Başbakan Binali Yıldırım’ın basın özgürlüğünü sonuna kadar savunan Türkiyesi, Uluslararası Sınır Tanımayan Gazeteciler (RSF) örgütünün, 2016 Dünya Basın Özgürlüğü sıralamasında, 180 ülke içerisinde 151. sırada gösterildi. Darbe girişiminden sonra neredeyse dünyanın en büyük cezaevlerinden biri haline dönüşen ülkede, 2016 Temmuz, Ağustos ve Eylül aylarını kapsayan BİA Medya Gözlem Raporu’na göre 107 gazeteci ve 10 dağıtımcı Ekim 2016’ya cezaevinde girdi. Tutuklu gazetecilerin 71’i Gülen Cemaati medyasından 29’u ve dağıtımcıların tamamı Kürt medyasındandı.
Yaşanan olayların akabinde Uluslararası Af Örgütü ilk verilere göre yayınladığı haberde; Cumhuriyet gazetesinden 11 gazeteci ve personelin gözaltına alındığını ve geçtiğimiz haftasonu 15 medya organının kapatıldığını açıkladı.(Gözaltı sayısı daha sonra 13’e yükseldi.)
Uluslararası Af Örgütü Avrupa Direktörü John Dalhuisen açıklamasında:
"Bugün Türkiye'nin tek kalan ana akım muhalif gazetesine mensup gazetecilerin ve personelin gözaltına alınması, süregelen biçimde tüm eleştirel sesleri sistematik bir şekilde susturma girişiminin bir parçasıdır. Haftasonu medya organlarının kapatılmasıyla birlikte, bu darbe sonrası Türkiye'nin canlı medya ortamını bir çöle çeviren tasfiyenin en son dalgasıdır.Medya organlarını kapatarak, olağanüstü yetkilerin açık bir şekilde kötüye kullanımına son verilmeli ve halihazırda tutuklu yargılanan 130'dan fazla gazeteci derhal serbest bırakılmalıdır" dedi.

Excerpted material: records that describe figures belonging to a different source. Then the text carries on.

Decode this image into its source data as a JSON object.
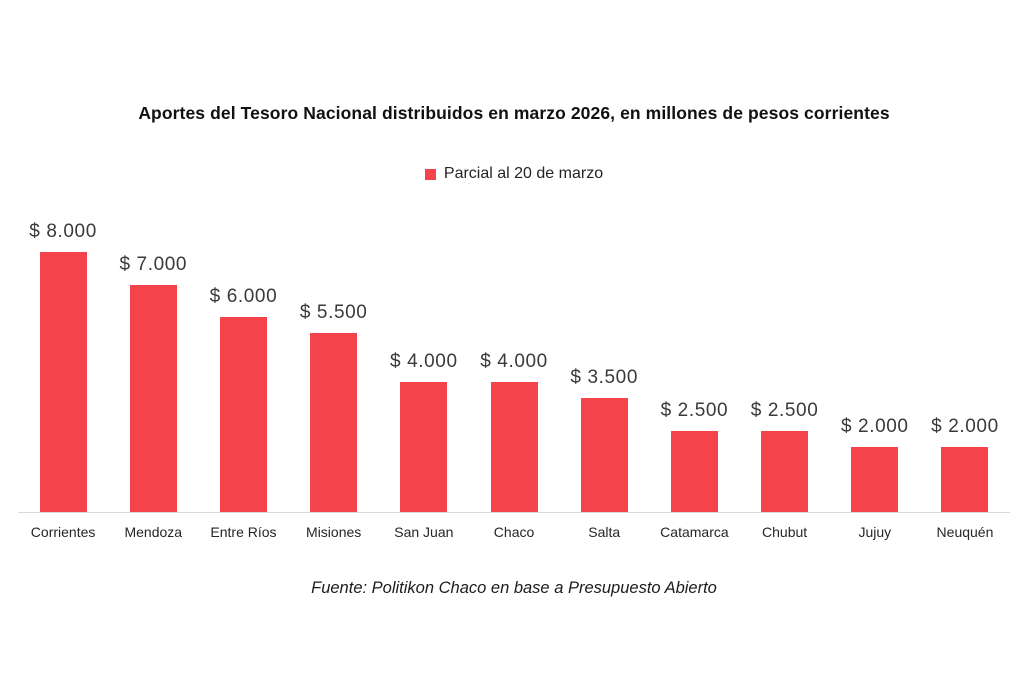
{
  "page": {
    "background_color": "#ffffff"
  },
  "title": "Aportes del Tesoro Nacional distribuidos en marzo 2026, en millones de pesos corrientes",
  "legend": {
    "swatch_color": "#f4434b",
    "label": "Parcial al 20 de marzo"
  },
  "source": "Fuente: Politikon Chaco en base a Presupuesto Abierto",
  "chart_data": {
    "type": "bar",
    "title": "Aportes del Tesoro Nacional distribuidos en marzo 2026, en millones de pesos corrientes",
    "legend_entries": [
      "Parcial al 20 de marzo"
    ],
    "legend_position": "top-center",
    "categories": [
      "Corrientes",
      "Mendoza",
      "Entre Ríos",
      "Misiones",
      "San Juan",
      "Chaco",
      "Salta",
      "Catamarca",
      "Chubut",
      "Jujuy",
      "Neuquén"
    ],
    "values": [
      8000,
      7000,
      6000,
      5500,
      4000,
      4000,
      3500,
      2500,
      2500,
      2000,
      2000
    ],
    "value_labels": [
      "$ 8.000",
      "$ 7.000",
      "$ 6.000",
      "$ 5.500",
      "$ 4.000",
      "$ 4.000",
      "$ 3.500",
      "$ 2.500",
      "$ 2.500",
      "$ 2.000",
      "$ 2.000"
    ],
    "bar_color": "#f4434b",
    "axis_line_color": "#d7dbdb",
    "xlabel": "",
    "ylabel": "",
    "ylim": [
      0,
      8000
    ],
    "grid": false,
    "unit": "millones de pesos corrientes",
    "annotation_source": "Fuente: Politikon Chaco en base a Presupuesto Abierto"
  }
}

15 Temmuz ayında gerçekleşen başarısız darbe girişiminden bu yana cadı avına dönüşmeye başlayan süreçte 160 medya organı kapatıldı ve 130'dan fazla gazeteci halihazırda tutuklu yargılanıyor ve sonlanmıyor ne yazık ki.
Basın kuruluşları tek tek kapatılıyor, kalemler susturuluyor, hapsediliyor. Tüm bu olaylar yaşanırken, gün bir daha hiç gündüze dönmeyecekmiş gibi zifiri bir karanlığa bürünüyor. Bu karanlık günlerin habercisi olan tüm kalemleri, tüm sesleri kulak ardı ettiğimiz uzun günlerin sonuna geliyoruz ve çaresizlik içerisinde geceye teslim ediyoruz kendimizi. “Işıkları açın” diyecek gücümüz yok. Ya ses çıktığında bizi de o kilitli odaya tıkarlarsa. Bizim korkularımız büyük; ailelerimiz, işlerimiz var her birimizin, sanki onların yokmuşçasına. Özgür olduğumuzu düşünüp kendimizi kandırdığımız renkli düşlerimiz var yaşayacağımız. Kilitli odaya girip hepsinden vazgeçmektense karanlığın orasında sessizce beklemeyi tercih ediyoruz ve karanlık odalarımızda yatağa uzanıp rüya içinde rüyalara boğuluyoruz. İçinden çıkılmaz bir kabusa dönüşüyor yaşadıklarımız ve sonu gelmiyor. Canımıza tak ettiği noktada, kabusun ortasında düşünmeye başlıyoruz.
Düşünce gerçek ve önemli.
Kaybettiğimiz tüm kavramları düşünelim.